In Figure 2, the inventive arrangement of the resistors formed as sheet or film resistors of each individual bridge 10, 12, 13, 14 and 11, 15, 16, 17 is shown on a substrate 23, the resistors of each individual bridge on a different side of the Substrate 23 applied and thus the measuring resistors 10, 11 are thermally coupled to one another through the substrate 23. The substrate 23 with the bridge resistors applied to it can be arranged in the air flow sucked in by an internal combustion engine, for example in the air intake pipe of the internal combustion engine, so that the sucked air throughput can be detected. The following calculation should show that the influence of the temperature of the flowing medium when using the device described can be eliminated by simple arithmetic manipulation of the values of the two bridge currents: With the values T1 / 2 = temperature of the temperature-dependent measuring resistors 10, 11 i1 / 2 = Bridge currents qm = mass flow rate d = thickness of the substrate A = thermal conductivity k = constant applies to the thermal balance of the measuring resistor R1 to a good approximation and the measuring resistor R2 From these two equations, by eliminating the ambient temperature T, the mass flow rate qm becomes qm (R1. I1² - R2. I2² -2 #) 2 k. (T1 - T2) By suitable processing of the bridge currents resp.

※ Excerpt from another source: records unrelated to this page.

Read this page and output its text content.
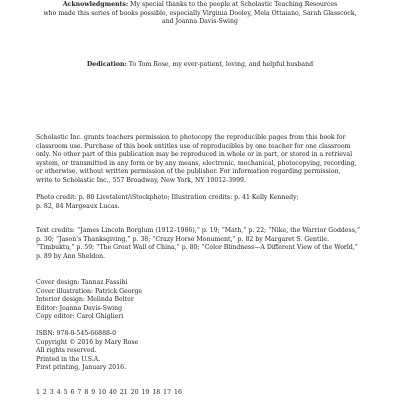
Acknowledgments: My special thanks to the people at Scholastic Teaching Resources
who made this series of books possible, especially Virginia Dooley, Mela Ottaiano, Sarah Glasscock,
and Joanna Davis-Swing
Dedication: To Tom Rose, my ever-patient, loving, and helpful husband
Scholastic Inc. grants teachers permission to photocopy the reproducible pages from this book for
classroom use. Purchase of this book entitles use of reproducibles by one teacher for one classroom
only. No other part of this publication may be reproduced in whole or in part, or stored in a retrieval
system, or transmitted in any form or by any means, electronic, mechanical, photocopying, recording,
or otherwise, without written permission of the publisher. For information regarding permission,
write to Scholastic Inc., 557 Broadway, New York, NY 10012-3999.
Photo credit: p. 80 Livetalent/iStockphoto; Illustration credits: p. 41 Kelly Kennedy;
p. 82, 84 Margeaux Lucas.
Text credits: “James Lincoln Borglum (1912–1986),” p. 19; “Math,” p. 22; “Nike, the Warrior Goddess,”
p. 30; “Jason’s Thanksgiving,” p. 38; “Crazy Horse Monument,” p. 82 by Margaret S. Gentile.
“Timbuktu,” p. 59; “The Great Wall of China,” p. 80; “Color Blindness—A Different View of the World,”
p. 89 by Ann Sheldon.
Cover design: Tannaz Fassihi
Cover illustration: Patrick George
Interior design: Melinda Belter
Editor: Joanna Davis-Swing
Copy editor: Carol Ghiglieri
ISBN: 978-0-545-66888-0
Copyright © 2016 by Mary Rose
All rights reserved.
Printed in the U.S.A.
First printing, January 2016.
1 2 3 4 5 6 7 8 9 10 40 21 20 19 18 17 16
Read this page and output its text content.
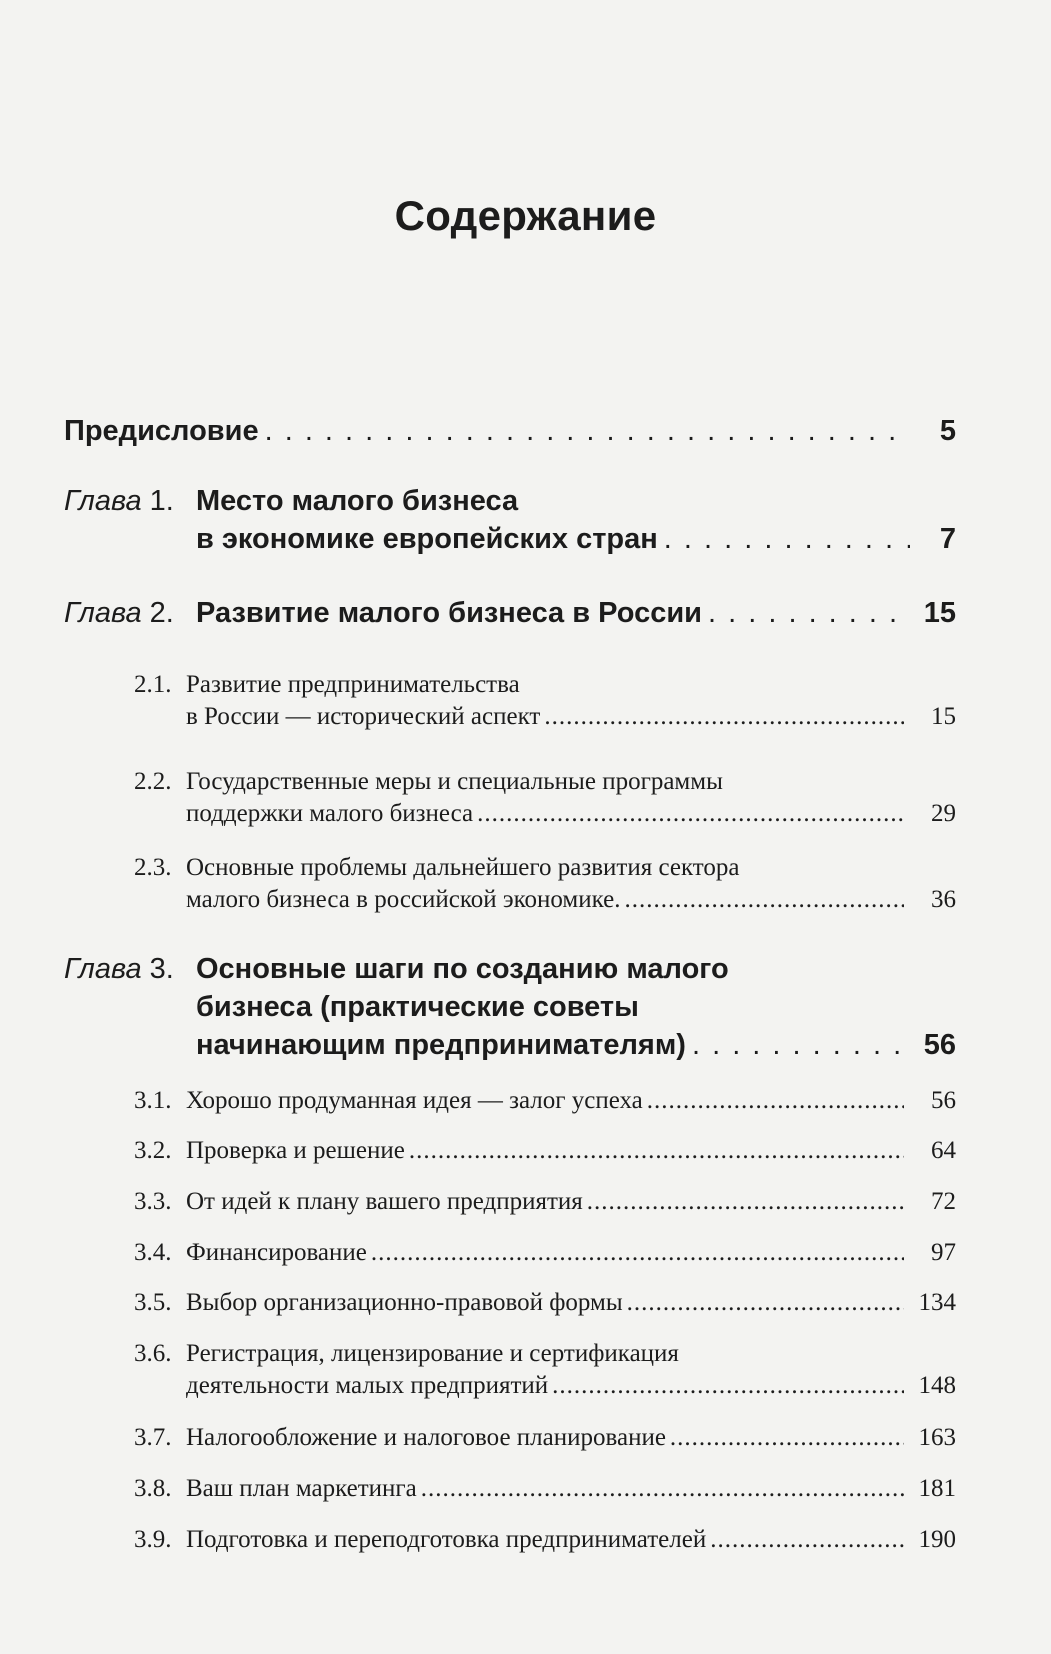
Содержание
Предисловие . . .	5
Глава 1. Место малого бизнеса
в экономике европейских стран . . .	7
Глава 2. Развитие малого бизнеса в России . . .	15
2.1. Развитие предпринимательства
в России — исторический аспект .....	15
2.2. Государственные меры и специальные программы
поддержки малого бизнеса .....	29
2.3. Основные проблемы дальнейшего развития сектора
малого бизнеса в российской экономике. .....	36
Глава 3. Основные шаги по созданию малого
бизнеса (практические советы
начинающим предпринимателям) . . .	56
3.1. Хорошо продуманная идея — залог успеха .....	56
3.2. Проверка и решение .....	64
3.3. От идей к плану вашего предприятия .....	72
3.4. Финансирование .....	97
3.5. Выбор организационно-правовой формы .....	134
3.6. Регистрация, лицензирование и сертификация
деятельности малых предприятий .....	148
3.7. Налогообложение и налоговое планирование .....	163
3.8. Ваш план маркетинга .....	181
3.9. Подготовка и переподготовка предпринимателей .....	190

the proportional voltages U1, U2, for example with the microprocessor 22, which is also given the constant values X and d, can thus be a Determination of the mass flow rate independent of the temperature T of the flowing medium of the flowing medium.

Claims (2)

Claims device for determining the mass flow rate of a flowing Medium, in particular the air mass flow rate sucked in by an internal combustion engine, with at least two temperature-dependent measuring resistors exposed to the flowing medium, each in a resistance measuring circuit, in particular a bridge circuit arranged and different, constantly controlled temperatures are heated, wherein a signal from a signal processing unit depending on the currents flowing through the bridges is supplied, the output variable of which depends on the temperature of the flowing medium represents an independent measure of the mass throughput of the medium, characterized in that that the two temperature-dependent measuring resistors (10, 11) as film or flame resistors formed opposite one another on each other side of a substrate (23) are arranged. 2. Apparatus according to claim 1, characterized in that all resistors a bridge circuit as a layer or. Film resistors formed on one each other side of a substrate (23) are arranged.